Die Autorinnen von "Wir Alphamädchen" dagegen versuchen in der Süddeutschen Zeitung vom 7. Mai zu argumentieren: Feminismus heute heiße eben auch Pornorap von Lady Bitch Ray, Feuchtgebietsexkursionen von Charlotte Roche und ja, auch Wellness-Feminismus: Schließlich wollten sie sich wohl fühlen in der Gesellschaft. Wofür die Mädchen am Donnerstag ebenfalls in der SZ gleich wieder eins auf den Deckel bekamen, diesmal von einer Generationsgenossin: Das sei kein ordentlicher Feminismus.
So weit, so anstrengend.

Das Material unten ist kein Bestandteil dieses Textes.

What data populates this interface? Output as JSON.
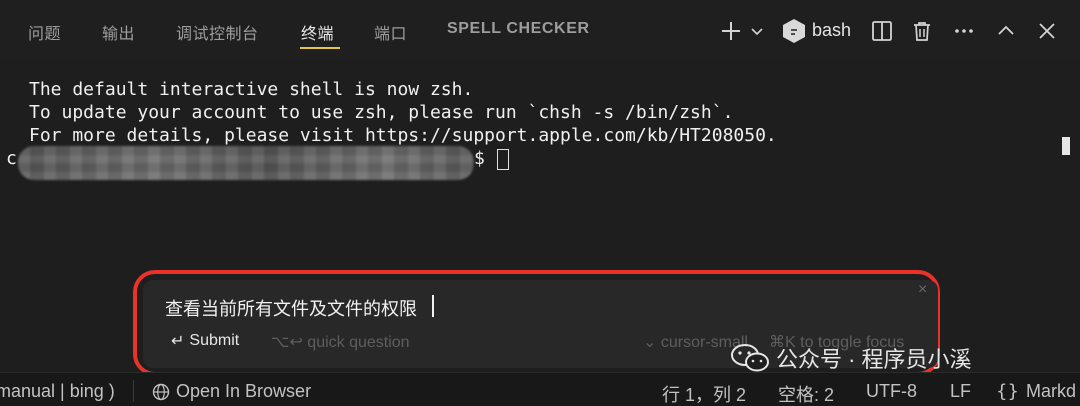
{
  "tabs": {
    "problems": "问题",
    "output": "输出",
    "debug_console": "调试控制台",
    "terminal": "终端",
    "ports": "端口",
    "spell_checker": "SPELL CHECKER"
  },
  "terminal_actions": {
    "shell_name": "bash"
  },
  "terminal": {
    "lines": [
      "The default interactive shell is now zsh.",
      "To update your account to use zsh, please run `chsh -s /bin/zsh`.",
      "For more details, please visit https://support.apple.com/kb/HT208050."
    ],
    "prompt_prefix": "c",
    "prompt_symbol": "$"
  },
  "quick_question": {
    "input_text": "查看当前所有文件及文件的权限",
    "close": "×",
    "submit_label": "Submit",
    "submit_glyph": "↵",
    "quick_question_hint": "⌥↩ quick question",
    "model_label": "cursor-small",
    "model_chevron": "⌄",
    "toggle_hint": "⌘K to toggle focus"
  },
  "watermark": {
    "text": "公众号 · 程序员小溪"
  },
  "statusbar": {
    "left_item": "manual | bing )",
    "open_in_browser": "Open In Browser",
    "cursor_position": "行 1，列 2",
    "indent": "空格: 2",
    "encoding": "UTF-8",
    "eol": "LF",
    "language_braces": "{}",
    "language": "Markd"
  },
  "colors": {
    "background": "#1e1e1e",
    "active_tab_underline": "#e7c547",
    "highlight_outline": "#e8322a"
  }
}
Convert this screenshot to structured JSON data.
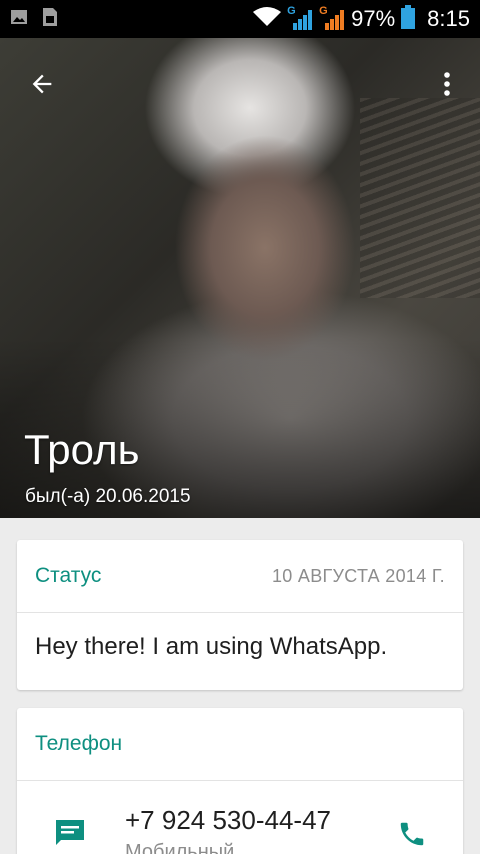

Doch hinter dem leicht idiotisch anmutenden Streit, wer die richtigere Feministin ist, stecken ernsthafte Themen, die mit Generationen nur bedingt zu tun haben: Schwarzer ist immer Radikalfeministin geblieben, in der Tradition von Kate Millett, Catherine MacKinnon und Andrea Dworkin. Für die ist männliche Gewalt das Konstituens unserer Gesellschaft, quasi überhistorisch und ubiquitär. In dieser Lesart sind Frauen per se immer die Opfer. Das aber ist eine Auffassung, die auch viele Feministinnen aus Schwarzers Generation schon lange kritisieren.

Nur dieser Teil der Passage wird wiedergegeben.